A round area often delimits the place where the person - that is to say, the Figure - is seated, lying down, doubled over, or in some other position. This round or oval area takes up more or less space : it can extend beyond the edges of the painting [64, 37] or occupy the center of a triptych [60, 61] (Deleuze 2003: 1bc)

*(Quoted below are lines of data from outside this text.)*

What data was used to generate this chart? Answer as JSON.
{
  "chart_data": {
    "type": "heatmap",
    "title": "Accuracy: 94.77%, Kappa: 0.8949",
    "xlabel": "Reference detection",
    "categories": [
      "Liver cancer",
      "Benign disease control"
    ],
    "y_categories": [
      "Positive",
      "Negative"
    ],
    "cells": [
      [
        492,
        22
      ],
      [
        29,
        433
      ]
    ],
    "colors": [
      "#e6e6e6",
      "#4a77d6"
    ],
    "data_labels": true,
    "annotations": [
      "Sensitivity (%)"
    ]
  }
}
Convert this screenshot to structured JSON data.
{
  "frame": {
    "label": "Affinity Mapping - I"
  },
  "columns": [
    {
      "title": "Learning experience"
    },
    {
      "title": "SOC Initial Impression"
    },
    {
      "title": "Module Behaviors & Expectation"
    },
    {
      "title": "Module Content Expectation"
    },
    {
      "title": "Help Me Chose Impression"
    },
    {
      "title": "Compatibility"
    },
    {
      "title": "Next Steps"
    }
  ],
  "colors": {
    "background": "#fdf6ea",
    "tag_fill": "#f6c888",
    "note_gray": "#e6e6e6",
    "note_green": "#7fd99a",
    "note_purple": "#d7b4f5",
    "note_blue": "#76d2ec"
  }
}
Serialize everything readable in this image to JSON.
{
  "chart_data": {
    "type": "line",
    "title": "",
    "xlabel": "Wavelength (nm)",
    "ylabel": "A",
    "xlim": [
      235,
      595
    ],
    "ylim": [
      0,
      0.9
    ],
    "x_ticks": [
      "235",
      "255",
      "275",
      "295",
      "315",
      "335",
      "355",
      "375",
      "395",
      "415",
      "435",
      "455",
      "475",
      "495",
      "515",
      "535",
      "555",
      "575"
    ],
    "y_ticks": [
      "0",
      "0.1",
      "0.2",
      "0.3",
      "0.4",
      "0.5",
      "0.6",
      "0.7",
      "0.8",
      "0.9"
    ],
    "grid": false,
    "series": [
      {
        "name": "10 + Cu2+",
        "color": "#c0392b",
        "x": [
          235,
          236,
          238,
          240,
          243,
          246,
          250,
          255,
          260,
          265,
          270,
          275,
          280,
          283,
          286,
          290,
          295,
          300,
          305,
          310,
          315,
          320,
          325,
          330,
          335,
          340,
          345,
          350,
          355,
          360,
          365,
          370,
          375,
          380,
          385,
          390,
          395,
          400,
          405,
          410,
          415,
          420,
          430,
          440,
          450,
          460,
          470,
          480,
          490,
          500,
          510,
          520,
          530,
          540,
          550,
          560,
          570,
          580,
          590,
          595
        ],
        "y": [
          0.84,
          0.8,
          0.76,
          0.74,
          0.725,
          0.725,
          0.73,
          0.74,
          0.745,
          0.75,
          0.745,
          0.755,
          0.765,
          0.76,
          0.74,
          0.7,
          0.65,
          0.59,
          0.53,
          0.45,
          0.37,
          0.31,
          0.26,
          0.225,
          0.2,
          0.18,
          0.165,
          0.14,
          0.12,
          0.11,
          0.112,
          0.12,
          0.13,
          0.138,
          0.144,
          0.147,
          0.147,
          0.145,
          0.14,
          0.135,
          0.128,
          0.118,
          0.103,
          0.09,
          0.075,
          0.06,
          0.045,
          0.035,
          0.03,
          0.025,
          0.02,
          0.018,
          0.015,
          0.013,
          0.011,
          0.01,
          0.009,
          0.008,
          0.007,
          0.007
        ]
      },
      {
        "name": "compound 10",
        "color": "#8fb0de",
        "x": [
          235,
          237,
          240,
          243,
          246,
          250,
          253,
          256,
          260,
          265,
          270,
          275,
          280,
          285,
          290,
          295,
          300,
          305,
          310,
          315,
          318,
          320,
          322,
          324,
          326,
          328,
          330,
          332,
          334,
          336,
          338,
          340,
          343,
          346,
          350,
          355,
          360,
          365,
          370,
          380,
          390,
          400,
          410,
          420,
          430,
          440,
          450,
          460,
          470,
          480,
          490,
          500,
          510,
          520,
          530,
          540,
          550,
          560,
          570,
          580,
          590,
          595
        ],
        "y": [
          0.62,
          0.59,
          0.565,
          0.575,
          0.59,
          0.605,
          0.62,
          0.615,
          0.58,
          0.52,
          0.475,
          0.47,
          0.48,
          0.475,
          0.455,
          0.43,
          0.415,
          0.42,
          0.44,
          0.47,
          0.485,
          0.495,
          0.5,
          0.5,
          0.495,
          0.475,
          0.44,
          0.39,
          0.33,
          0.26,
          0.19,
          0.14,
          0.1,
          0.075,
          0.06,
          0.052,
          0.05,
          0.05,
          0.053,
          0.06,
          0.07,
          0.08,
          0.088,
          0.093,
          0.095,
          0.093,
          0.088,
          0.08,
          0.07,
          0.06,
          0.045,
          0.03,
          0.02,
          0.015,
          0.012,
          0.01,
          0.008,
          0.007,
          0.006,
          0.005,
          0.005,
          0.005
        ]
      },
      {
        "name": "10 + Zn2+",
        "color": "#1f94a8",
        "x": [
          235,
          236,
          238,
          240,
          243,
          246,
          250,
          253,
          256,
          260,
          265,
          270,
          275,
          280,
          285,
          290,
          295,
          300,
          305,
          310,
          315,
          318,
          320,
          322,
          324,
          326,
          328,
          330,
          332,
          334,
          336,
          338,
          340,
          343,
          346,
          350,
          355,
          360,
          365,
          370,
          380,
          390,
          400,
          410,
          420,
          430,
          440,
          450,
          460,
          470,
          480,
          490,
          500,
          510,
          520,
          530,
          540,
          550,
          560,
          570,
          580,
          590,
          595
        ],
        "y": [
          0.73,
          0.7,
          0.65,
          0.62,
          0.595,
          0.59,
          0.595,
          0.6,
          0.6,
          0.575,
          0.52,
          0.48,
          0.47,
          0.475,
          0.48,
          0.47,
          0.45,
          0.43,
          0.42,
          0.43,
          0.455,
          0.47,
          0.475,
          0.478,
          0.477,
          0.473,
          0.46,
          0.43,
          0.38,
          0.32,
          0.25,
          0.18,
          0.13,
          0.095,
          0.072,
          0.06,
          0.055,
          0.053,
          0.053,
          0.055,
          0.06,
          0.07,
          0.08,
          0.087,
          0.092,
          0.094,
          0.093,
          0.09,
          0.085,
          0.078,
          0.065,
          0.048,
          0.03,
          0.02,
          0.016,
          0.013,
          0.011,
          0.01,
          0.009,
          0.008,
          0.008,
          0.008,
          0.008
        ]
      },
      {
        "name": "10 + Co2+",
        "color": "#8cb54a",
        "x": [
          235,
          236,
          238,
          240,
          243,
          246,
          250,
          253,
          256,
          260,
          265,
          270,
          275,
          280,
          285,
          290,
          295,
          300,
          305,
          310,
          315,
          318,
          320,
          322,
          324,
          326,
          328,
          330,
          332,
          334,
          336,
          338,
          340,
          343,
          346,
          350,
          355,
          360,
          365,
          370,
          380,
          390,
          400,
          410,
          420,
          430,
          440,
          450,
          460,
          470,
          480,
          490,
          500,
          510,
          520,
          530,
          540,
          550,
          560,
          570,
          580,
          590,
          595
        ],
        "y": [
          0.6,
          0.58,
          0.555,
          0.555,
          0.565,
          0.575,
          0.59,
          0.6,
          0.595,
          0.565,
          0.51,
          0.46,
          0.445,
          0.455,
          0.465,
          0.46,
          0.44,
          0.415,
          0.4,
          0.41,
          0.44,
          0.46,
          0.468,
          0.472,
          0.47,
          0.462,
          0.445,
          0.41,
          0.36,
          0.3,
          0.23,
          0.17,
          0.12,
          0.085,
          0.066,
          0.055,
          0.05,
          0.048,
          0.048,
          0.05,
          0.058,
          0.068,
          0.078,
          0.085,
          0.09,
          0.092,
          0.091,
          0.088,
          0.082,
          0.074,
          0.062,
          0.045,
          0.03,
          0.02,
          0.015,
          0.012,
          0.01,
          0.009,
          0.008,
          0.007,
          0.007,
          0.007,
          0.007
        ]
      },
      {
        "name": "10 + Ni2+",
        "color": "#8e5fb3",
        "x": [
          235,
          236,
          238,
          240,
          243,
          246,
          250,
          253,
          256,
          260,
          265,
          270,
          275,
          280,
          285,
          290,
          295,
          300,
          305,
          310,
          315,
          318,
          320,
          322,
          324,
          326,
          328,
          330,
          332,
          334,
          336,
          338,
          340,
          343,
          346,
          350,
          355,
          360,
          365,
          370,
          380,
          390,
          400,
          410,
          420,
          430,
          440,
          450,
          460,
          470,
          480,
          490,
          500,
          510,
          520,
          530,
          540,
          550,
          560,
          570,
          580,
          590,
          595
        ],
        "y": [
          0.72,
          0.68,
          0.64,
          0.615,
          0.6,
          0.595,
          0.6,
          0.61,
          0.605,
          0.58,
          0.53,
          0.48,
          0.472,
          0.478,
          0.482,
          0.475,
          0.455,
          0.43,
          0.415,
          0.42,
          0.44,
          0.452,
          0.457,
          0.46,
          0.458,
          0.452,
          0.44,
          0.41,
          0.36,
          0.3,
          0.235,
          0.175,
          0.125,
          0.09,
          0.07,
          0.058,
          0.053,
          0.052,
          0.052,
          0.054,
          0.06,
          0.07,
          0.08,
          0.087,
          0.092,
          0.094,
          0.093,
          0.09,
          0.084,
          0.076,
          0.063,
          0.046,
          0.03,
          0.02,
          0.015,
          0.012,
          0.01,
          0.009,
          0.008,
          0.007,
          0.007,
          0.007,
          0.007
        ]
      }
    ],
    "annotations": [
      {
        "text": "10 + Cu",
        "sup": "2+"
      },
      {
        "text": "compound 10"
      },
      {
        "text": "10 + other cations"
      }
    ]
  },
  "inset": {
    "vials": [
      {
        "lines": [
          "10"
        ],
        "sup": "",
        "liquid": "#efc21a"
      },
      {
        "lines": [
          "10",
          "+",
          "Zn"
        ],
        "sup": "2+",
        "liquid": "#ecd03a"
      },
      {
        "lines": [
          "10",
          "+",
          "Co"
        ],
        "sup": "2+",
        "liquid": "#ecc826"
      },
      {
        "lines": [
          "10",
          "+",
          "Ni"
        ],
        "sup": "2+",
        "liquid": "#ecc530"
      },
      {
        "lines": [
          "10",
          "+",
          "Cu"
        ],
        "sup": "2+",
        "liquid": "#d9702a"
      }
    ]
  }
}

Un rond délimite souvent le lieu où est assis le personnage, c'est-à-dire la Figure. Assis, couché, penché ou autre chose. Ce rond, ou cet ovale, tient plus ou moins de place : il peut déborder les côtés du tableau, être au centre d'un triptyque, etc. [22, 30]. (Deleuze 2002: 13-14)

(Thanks forbes.com)

[The figures in Bacon's paintings are often isolated and enclosed. On the one hand, this separates the figure from its surrounding field. But on the other hand, the enclosures seem to squeeze the figure, making it tend outward into the more open space. The figures are found in either circles or parallelepipeds. This painting is an example of a circular enclosure that extends beyond the painting's borders.]

Deleuze, Gilles. Francis Bacon: The Logic of Sensation. Transl. Daniel W. Smith. London/New York: Continuum, 2003.

Deleuze, Gilles. Francis Bacon: Logique de la sensation. Paris: Seuil, 2002.

Deleuze, Gilles. Francis Bacon: Logique de la sensation. Tome II - Peintures. Paris: Editions de la différence [Littératures], 1981.